Even still, it meant that meat, fat, organs, and oil could be used as ingredients and garnish, along with an occasional meat-meal treat if people were willing to spend the Contribution Tokens. After careful deliberation and observation, the settlement’s leaders had okayed killing a single member of a wide variety of animals, adding a range of fish, poultry, red meat, and pork to the device’s database.
Everyone was thrilled that they wouldn’t have to completely change their diets. They could still enjoy some of the tasty dishes from their old lives and satisfy the natural meat cravings many omnivores shared.
Nick’s next stop was the Alchemist’s Laboratory, which had cost him some CP and three Uncommon vouchers to build. Alchemy offered a range of benefits, few of which humanity understood at present. It involved both the magical manipulation of various substances, as well as using the natural properties of mana-containing resources to create everything from industrial materials to potions and other consumables.
The prospect of being able to mass-produce potions had convinced the committee to approve the structure, even though it might be quite a while before that goal was realized. Even still, the possibly of being able to refill people’s mana, stamina, and health at will—along with some of the more exotic rewards people had received like his Echolocation potions—was so appealing that no one had doubted the lab was worth the investment.
After building the Item-Modification Station, which was producing weapons with Self-Maintenance modifications for the time being, Nick had learned that mana-using buildings didn’t completely drain their wells, which meant the research teams could continue studying the energy they contained.
They could also be switched on and off to free up resources, although doing so took an entire day. It meant Aurora could adjust its power supply as needed, which might come in handy sooner or later.
Shortly after placing Aurora’s first magical structures, he had realized there was a secondary reward for creating them, which might wind up being even more valuable in the long run.

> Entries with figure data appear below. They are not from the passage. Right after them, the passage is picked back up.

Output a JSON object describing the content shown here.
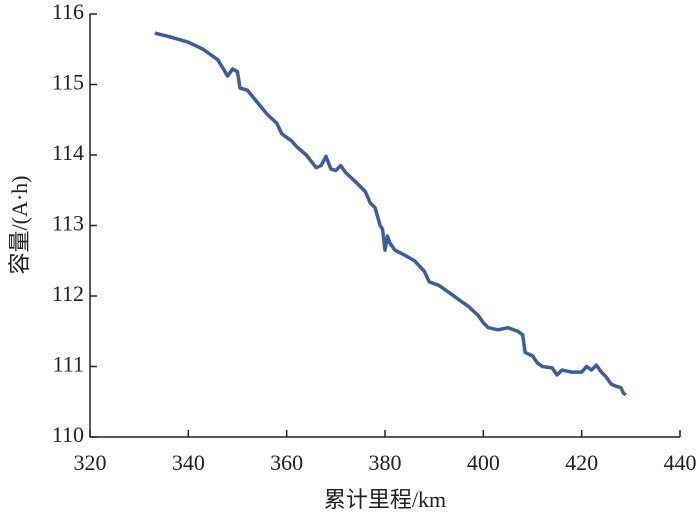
{
  "chart_data": {
    "type": "line",
    "x_label": "累计里程/km",
    "y_label": "容量/(A·h)",
    "xlim": [
      320,
      440
    ],
    "xticks": [
      320,
      340,
      360,
      380,
      400,
      420,
      440
    ],
    "ylim": [
      110,
      116
    ],
    "yticks": [
      110,
      111,
      112,
      113,
      114,
      115,
      116
    ],
    "grid": false,
    "series": [
      {
        "color": "#3b5f9c",
        "x": [
          333.2,
          336,
          340,
          343,
          346,
          348,
          349,
          350,
          350.5,
          352,
          354,
          356,
          358,
          359,
          361,
          362,
          364,
          366,
          367,
          368,
          369,
          370,
          371,
          372,
          374,
          376,
          377,
          378,
          379,
          379.5,
          380,
          380.5,
          381,
          382,
          384,
          386,
          388,
          389,
          391,
          393,
          395,
          397,
          399,
          400,
          401,
          403,
          405,
          407,
          408,
          408.5,
          410,
          411,
          412,
          414,
          415,
          416,
          418,
          420,
          421,
          422,
          423,
          424,
          425,
          426,
          427,
          428,
          428.5,
          429
        ],
        "values": [
          115.73,
          115.68,
          115.6,
          115.5,
          115.35,
          115.12,
          115.22,
          115.18,
          114.95,
          114.92,
          114.75,
          114.58,
          114.45,
          114.3,
          114.2,
          114.12,
          114.0,
          113.82,
          113.85,
          113.98,
          113.8,
          113.78,
          113.85,
          113.75,
          113.62,
          113.48,
          113.32,
          113.25,
          113.0,
          112.95,
          112.65,
          112.85,
          112.75,
          112.65,
          112.58,
          112.5,
          112.35,
          112.2,
          112.15,
          112.05,
          111.95,
          111.85,
          111.72,
          111.62,
          111.55,
          111.52,
          111.55,
          111.5,
          111.45,
          111.2,
          111.15,
          111.05,
          111.0,
          110.98,
          110.88,
          110.95,
          110.92,
          110.92,
          111.0,
          110.95,
          111.02,
          110.92,
          110.85,
          110.75,
          110.72,
          110.7,
          110.62,
          110.6
        ]
      }
    ]
  }
}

Each mana-using building incorporated diverse magical principles. The researchers were confident that studying them would lead to conceptual breakthroughs that would have required years of experimentation otherwise. They could also be used as templates to create additional magic buildings or modify the ones they already had, although the item team said that would require something called a building core, which they couldn’t produce without upgrading the modification station.
For his next stop, Nick walked over to the residential district to see how Ming’s team was doing.
More houses were coming up every day, along with stores, workshops, and countless other buildings. Her crew was in the process of training another thirty people, which would dramatically expand their capacity once the recruits understood what they were doing.
Her original crew was being trained to lead the new teams, and most of them had placed a few points into Creativity and Mind to prepare themselves for their new roles. Two people who had been holding off their decision had picked building-related Professions, and several members from Abby’s group had Professions that helped with construction in one way or another.
After conferring with Ming, he learned that even with Aurora’s expanded population, getting everyone a place to live should be completed ahead of schedule, at which point, the builders would focus on industrial, auxiliary, and defensive structures before working on individual houses for people who wanted them and had contributed enough to earn them.
Grinning at how fast the city was growing and how amazing everything looked, Nick decided to stop by the mess hall for lunch before checking in on a few final projects and then working on developing his skills.